Social Relation Linked to Longer Life
Social relation could be more important than medications when it comes to your lifespan. A new study has revealed that not only are people who need people the “luckiest people in the world,” they also live the longest.
Julianne Holt-Lunstead of Brigham Young University in Utah led a team of researchers to try and determine the relevance of social ties as they relate to physical health. They analyzed 148 studies that looked at the social relation, or lack thereof, of over 300,000 people.
After controlling for pre-existing health conditions and other factors, the researchers determined that people who have a strong social network are 50% less likely to die early; they also came to the conclusion that being reclusive is harder on physical health than smoking or being an alcoholic.

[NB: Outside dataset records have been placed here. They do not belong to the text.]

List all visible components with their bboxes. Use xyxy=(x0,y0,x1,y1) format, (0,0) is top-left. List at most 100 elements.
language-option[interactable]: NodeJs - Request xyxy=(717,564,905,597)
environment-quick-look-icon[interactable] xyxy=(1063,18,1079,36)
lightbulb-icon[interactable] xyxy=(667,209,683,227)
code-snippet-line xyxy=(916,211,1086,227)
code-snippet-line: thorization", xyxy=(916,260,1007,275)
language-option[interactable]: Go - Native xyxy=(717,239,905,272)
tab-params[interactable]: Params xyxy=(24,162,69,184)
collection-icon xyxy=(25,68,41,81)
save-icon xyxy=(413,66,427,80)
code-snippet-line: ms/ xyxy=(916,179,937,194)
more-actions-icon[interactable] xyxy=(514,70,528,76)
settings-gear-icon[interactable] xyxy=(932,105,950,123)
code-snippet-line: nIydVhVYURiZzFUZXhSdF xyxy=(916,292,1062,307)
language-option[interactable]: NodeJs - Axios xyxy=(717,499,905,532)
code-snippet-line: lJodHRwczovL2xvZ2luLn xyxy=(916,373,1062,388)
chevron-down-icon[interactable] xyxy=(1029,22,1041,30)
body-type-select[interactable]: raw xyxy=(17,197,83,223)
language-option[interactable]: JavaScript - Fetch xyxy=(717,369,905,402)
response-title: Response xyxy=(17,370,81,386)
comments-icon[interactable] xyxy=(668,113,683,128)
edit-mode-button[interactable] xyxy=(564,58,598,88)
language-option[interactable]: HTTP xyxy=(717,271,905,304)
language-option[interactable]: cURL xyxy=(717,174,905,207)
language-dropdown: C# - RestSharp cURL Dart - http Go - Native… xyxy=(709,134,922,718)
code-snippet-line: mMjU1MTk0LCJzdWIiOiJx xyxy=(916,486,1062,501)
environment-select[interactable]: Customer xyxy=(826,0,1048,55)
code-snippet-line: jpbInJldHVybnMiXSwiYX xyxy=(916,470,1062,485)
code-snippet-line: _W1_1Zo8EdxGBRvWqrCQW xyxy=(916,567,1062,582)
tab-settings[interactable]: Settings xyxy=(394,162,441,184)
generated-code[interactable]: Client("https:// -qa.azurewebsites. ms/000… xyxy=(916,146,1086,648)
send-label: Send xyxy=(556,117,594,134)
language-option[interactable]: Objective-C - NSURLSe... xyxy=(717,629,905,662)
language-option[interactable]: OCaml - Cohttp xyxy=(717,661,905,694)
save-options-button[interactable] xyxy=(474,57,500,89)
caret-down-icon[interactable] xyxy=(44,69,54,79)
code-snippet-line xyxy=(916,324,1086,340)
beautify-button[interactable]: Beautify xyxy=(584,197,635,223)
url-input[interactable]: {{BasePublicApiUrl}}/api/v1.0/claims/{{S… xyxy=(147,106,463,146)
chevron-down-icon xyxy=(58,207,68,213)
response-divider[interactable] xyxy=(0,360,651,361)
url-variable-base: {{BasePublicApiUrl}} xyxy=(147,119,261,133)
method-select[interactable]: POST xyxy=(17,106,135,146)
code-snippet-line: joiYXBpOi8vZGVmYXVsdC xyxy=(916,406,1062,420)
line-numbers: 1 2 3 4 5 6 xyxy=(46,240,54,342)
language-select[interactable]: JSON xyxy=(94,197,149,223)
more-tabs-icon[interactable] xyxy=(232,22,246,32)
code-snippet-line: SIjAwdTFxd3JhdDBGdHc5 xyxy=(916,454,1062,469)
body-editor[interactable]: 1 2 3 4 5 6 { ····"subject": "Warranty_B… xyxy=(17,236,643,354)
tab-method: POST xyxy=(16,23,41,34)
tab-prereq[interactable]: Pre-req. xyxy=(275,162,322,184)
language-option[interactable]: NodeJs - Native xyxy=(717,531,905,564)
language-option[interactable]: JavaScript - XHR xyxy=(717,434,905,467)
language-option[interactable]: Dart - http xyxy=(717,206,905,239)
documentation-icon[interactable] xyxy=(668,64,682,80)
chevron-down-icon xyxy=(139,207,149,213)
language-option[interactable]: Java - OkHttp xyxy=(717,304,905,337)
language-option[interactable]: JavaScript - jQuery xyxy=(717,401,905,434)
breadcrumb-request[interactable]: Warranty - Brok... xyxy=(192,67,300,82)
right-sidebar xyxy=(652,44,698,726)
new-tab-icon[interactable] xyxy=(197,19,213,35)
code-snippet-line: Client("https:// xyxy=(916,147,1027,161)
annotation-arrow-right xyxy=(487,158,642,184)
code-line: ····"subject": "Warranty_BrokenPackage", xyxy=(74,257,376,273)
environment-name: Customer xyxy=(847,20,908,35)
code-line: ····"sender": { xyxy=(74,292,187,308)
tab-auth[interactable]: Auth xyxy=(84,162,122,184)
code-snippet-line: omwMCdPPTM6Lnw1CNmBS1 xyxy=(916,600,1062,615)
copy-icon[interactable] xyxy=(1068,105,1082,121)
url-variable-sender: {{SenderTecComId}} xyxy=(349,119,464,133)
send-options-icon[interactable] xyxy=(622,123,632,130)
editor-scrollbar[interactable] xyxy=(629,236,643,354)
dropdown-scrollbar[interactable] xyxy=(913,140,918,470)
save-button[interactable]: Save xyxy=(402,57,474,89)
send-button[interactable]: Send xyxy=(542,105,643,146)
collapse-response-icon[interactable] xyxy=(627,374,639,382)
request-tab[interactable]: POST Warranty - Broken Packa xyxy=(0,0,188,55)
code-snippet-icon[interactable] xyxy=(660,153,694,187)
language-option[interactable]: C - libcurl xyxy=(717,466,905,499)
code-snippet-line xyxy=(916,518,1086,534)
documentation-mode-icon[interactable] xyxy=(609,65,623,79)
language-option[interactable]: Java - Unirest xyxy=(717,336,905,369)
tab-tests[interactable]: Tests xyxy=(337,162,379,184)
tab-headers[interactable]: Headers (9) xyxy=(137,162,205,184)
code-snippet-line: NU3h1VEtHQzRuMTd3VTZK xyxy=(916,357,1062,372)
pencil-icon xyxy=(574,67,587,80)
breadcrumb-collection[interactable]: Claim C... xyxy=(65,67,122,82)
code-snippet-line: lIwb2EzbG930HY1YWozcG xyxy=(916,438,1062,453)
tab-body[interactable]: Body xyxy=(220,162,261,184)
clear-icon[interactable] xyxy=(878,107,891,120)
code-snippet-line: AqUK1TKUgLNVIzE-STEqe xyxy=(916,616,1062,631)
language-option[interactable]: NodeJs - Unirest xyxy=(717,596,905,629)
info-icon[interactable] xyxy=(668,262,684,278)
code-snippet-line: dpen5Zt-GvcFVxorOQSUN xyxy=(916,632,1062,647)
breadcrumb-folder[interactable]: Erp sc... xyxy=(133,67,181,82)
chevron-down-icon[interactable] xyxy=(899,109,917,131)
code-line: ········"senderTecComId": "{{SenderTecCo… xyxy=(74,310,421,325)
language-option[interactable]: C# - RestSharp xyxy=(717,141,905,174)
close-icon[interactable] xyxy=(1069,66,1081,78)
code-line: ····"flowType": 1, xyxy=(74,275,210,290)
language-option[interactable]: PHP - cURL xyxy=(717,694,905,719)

Specifically, they state that being socially isolated is the equivalent of smoking 15 cigarettes per day.
As for why this is the case, Holt-Lunstead concedes that the exact cause of the link is still unclear; however, the team suspects that becoming socially isolated depresses the immune system significantly.
Additionally, people who are surrounded by family and friends often feel more responsible for those close to them, which may mitigate risky behavior.
According to PLoS Medicine, a recent survey conducted by the Mental Health Foundation found that 10% of people often feel very lonely, while a third of the population feel they know someone who is lonely. In the United States, there has been a three-fold increase in the number of people who claim to have no confidants.
The reasons for this are complex, but many mental health experts, our lifestyles play a role. More and more people are marrying later and delaying having children and life in industrialized nations “sets us up” for social isolation, as more and more families live far away from other family members.
How is this study significant? According to Holt-Lunstead’s team, this research could influence how physicians view social network or social relation with respect to patient health.